Microsoft has done remarkably well under Satya Nadella transforming itself from an as-legacy-as-it-gets software company to a true powerhouse in modern enterprise computing, thanks to its willinginess to embrace ideas that weren’t invented in Redmond and to stop fighting the battles of the last war. But on the product development front, it has been quiet for the last several years, rolling out incremental improvements to its cloud infrastructure and enterprise software businesses that haven’t really stood out to enterprise tech buyers.
That approach appears set to change. Microsoft is looking to put OpenAI, the nonprofit AI research organization behind ChatGPT, at the heart of its software strategy, according to multiple reports over the past week. It has discussed investing $10 billion in the company and has explored using ChatGPT features to jumpstart an also-ran product (Bing) and to shore up a dominant product (Office).
Like almost all platform companies of its size and reach, Microsoft has invested billions in homegrown AI research and development over the last few decades. It’s telling that it feels the need to go outside to find technology it thinks could power the next generation of one of its most important products and generate huge amounts of activity on Azure, where OpenAI’s workloads run.

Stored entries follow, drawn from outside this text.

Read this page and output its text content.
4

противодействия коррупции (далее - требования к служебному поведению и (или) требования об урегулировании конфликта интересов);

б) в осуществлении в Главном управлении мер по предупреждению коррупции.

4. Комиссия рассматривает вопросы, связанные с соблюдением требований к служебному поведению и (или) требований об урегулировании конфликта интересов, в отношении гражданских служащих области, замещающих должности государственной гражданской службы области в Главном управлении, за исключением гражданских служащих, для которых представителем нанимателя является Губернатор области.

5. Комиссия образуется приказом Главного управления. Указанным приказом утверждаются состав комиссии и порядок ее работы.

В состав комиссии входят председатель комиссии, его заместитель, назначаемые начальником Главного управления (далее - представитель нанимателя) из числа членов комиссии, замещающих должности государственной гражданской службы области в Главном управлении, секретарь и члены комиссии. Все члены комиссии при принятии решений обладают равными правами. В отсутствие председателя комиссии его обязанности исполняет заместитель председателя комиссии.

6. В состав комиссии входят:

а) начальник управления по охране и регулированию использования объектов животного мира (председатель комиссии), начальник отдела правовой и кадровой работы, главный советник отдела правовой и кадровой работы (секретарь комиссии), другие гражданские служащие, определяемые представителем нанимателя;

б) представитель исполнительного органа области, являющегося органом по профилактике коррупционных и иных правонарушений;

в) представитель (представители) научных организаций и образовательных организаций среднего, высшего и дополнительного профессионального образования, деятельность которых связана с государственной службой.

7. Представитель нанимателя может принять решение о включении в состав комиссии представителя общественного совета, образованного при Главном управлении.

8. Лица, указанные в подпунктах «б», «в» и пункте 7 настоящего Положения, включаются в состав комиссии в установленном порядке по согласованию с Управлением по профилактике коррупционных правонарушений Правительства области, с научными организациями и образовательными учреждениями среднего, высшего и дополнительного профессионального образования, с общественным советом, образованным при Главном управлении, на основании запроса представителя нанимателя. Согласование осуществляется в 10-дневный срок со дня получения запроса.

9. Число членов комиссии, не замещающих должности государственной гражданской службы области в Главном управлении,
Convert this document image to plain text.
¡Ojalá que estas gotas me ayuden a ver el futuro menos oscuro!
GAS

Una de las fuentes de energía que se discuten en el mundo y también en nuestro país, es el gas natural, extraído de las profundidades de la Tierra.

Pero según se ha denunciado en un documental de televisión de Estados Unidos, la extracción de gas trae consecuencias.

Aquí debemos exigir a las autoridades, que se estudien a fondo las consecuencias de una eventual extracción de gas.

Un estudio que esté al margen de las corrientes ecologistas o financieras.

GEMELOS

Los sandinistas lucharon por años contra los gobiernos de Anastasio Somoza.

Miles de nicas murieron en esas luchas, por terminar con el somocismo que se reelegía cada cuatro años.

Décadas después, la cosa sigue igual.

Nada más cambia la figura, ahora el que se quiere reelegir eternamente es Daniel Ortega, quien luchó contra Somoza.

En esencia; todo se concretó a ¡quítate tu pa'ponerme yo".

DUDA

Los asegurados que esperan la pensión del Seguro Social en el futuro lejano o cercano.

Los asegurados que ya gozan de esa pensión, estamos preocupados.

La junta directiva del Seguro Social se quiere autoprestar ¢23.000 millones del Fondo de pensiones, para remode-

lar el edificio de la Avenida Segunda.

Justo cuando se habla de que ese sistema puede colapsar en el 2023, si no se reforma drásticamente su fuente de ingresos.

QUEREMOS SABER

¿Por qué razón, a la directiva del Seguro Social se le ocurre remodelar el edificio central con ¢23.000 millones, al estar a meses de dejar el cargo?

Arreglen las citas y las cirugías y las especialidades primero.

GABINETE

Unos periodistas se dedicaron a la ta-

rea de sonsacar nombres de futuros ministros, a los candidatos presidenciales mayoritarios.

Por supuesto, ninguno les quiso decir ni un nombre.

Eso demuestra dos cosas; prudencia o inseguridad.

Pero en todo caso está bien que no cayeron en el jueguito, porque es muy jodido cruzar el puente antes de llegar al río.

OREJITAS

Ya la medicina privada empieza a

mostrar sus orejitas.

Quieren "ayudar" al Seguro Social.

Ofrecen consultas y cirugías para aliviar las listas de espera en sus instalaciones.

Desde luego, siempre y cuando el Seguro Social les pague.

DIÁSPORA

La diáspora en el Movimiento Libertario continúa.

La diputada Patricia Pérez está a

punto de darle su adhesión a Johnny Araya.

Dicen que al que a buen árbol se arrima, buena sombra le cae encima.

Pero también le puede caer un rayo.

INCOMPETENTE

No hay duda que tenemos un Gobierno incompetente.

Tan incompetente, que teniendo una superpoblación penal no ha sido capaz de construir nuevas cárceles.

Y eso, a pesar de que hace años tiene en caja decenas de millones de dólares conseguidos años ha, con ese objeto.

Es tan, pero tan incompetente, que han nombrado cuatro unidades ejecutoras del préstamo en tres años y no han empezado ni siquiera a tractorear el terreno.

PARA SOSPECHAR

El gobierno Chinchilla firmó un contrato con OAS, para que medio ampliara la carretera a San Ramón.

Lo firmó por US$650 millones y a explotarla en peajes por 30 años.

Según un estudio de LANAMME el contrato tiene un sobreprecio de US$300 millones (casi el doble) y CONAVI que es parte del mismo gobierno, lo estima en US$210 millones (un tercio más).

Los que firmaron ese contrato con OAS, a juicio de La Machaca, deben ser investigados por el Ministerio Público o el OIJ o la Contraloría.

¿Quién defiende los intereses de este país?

Microsoft enjoys a strong position in cloud computing (peers like IBM and Oracle would trade places in a heartbeat) but it can be hard to understand what makes its infrastructure services unique, compared to AWS and Google. While Azure and Office365 have definitely seen organic growth, Microsoft doesn’t like to talk about how much of its cloud growth has come from transitioning old Windows Server and desktop Office customers to the cloud versions of those products.
AWS, on the other hand, has a pioneer’s advantage and the operating discipline that Microsoft only moved to correct in the last few years. Google is finally figuring how how to translate its world-class computing infrastructure and AI research into enterprise-friendly services, cutting into Microsoft’s ability to position itself as the AWS alternative.
Assuming ChatGPT will have the eventual impact on business and consumer products that sent believers into a frenzy over the last few months (far from certain, but you have to imagine Nadella has deep insight into the future road map) it could give Microsoft a unique advantage it has sought for years to build on its enterprise tech comeback story.
Understanding how ChatGPT (and OpenAI’s other services) use Azure could allow Microsoft to build differentiated AI services for companies that will never be able to duplicate that effort and only need a fraction of its capability. AI-powered user interfaces that actually work could also allow Office to maintain its huge advantage among modern knowledge workers, even as a generation raised on Google Docs gains power.
That’s worth $10 billion. We won’t know for some time how far a lead OpenAI has over AWS and Google’s own heavily financed efforts to develop similiar products, or how long that might last, but it makes more sense than spending $51 billion on Pinterest.
Nothing rapid about it
Intel finally shipped the product that sent it into a tailspin over the last few years, releasing the Sapphire Rapids server processors to everyone a few months after seeding the chips with the big cloud computing companies.
Unfortunately for Intel, the chips still don’t quite match AMD’s latest efforts in the server market, according to The Next Platform. Sapphire Rapids was originally supposed to ship over two years ago but design and manufacturing problems forced Intel to delay the launch several times, opening up a huge window for AMD to gain market share with quicker launch cycles and giving the market time to experiment with cheaper alternatives such as AWS’s Graviton processor.
This will be a very interesting year for Intel. Two years into Pat Gelsinger’s return to the company, he can no longer point to the sins of his predecessors when explaining Intel’s current and future problems.
It sounds like Intel has overhauled the way it designs and tests its chips in hopes of finding problems earlier in the process, but server-chip competition is stronger than it has been in decades, and its customers are wary.
Around the enterprise
Nothing underscores the need for patent reform more than the fact that IBM was awarded more patents than any other company in the country for almost 30 years, a period during which it fell further and further behind companies actually coming up with tech innovation. It has wisely decided to focus on different things.
If you’re still running Windows Server 2008 in your own data center, please stop. After plenty of warnings, Microsoft is finally done supporting the on-premises version of the ancient product.
The AI boom is unevenly distributed: Scale AI announced plans to lay off 20% of its workers after running into the same problems that dozens of other enterprise tech companies have faced in the past few months.
Microsoft will keep pace with AWS and Google’s efforts to develop custom cloud silicon with the purchase of Fungible, a DPU startup.
Thanks for reading — see you later this week!